Again, the amount of hours you work has a direct impact on your ability to juggle the home and the office. Not only are you glued to your phone during the week; the weekends aren’t sacred either. There isn’t a day that goes by where your boss doesn’t get in the way of you having fun and bonding with friends and family.

A change provides you with the opportunity to strike a delicate yet perfect balance. During contract negotiations, you can demand not to work weekends or only do them every other week. It might not be the dream, but it’s better than turning up to the office every Saturday morning. As soon as things go well at home, your mental health will skyrocket.


Non-specialists don’t understand the impacts of mental health – fact. It’s not true ignorance because the majority of people have a basic knowledge. But, a proper appreciation of how a job takes its toll on the mind is few and far between. Thanks to an emphasis on the physical, the brain has taken a back seat for the past couple of decades.

The good news is that you can change this imbalance by picking a new career. By choosing one that focuses on health, every day will be a learning opportunity. And, there’s no need to spend seven years of your life in medical school either. Become a sports massage therapist and you’ll have the tools to tackle mental health issues when they arise. Sure, a masseuse deals with aches and pains, yet they also understand how these are connected to the brain.

Sports massage therapy is one option, yet there are plenty more. Everything from a nurse to a dietician and nutrition will learn the importance of maintaining their well-being. As long as you take notes in class, there will be nuggets of information all around to help in daily life. This is the one time when you want to bring your job home with you and not leave it in the office.

Vanilla Ice Cream

Like vanilla ice cream, you feel as if you’re a solid yet unspectacular choice. The superstars are the ones who receive the praise and get the best jobs. You, on the other hand, are overlooked on a regular basis and it’s infuriating. Side effects include envy, suffocation, and the urge to smash up the office. As powerful as the last sensation is, it’s better to refrain from “reorganising” the workplace.

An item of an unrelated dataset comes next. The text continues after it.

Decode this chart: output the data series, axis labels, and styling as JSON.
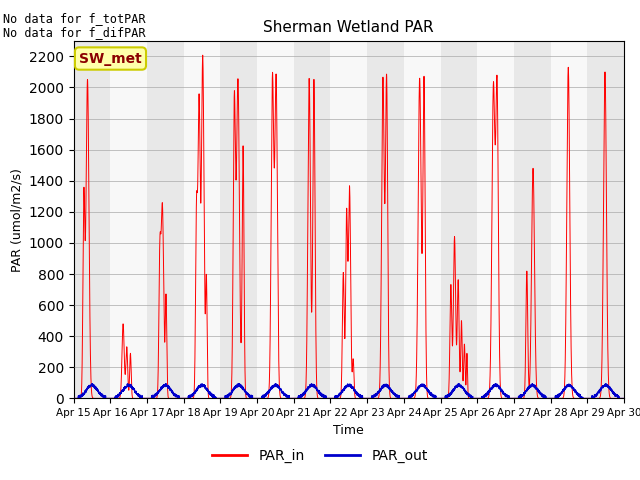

There is nothing worse than not getting the rewards your talents deserve, and it plays with your brain. Even worse, things escalate when you have these feelings towards other people. Nobody wants to hate a co-worker for his or her achievements yet it’s tough when you never get a chance. Self-pity isn’t a good look on anyone and it will make you hate yourself even more. Welcome to the vicious circle that is jealousy.

A career change will help you realise the milestones that your skills demand. A new boss should be able to see what you have to offer and use it to help the company. Once you begin to experience success, there is no reason to care about the achievements of other people. If anything, you experience happiness and pride for them.

Are you suffering at work? Is your mental health on the brink? If the answers are yes, it’s time to make a change and take advantage of the above.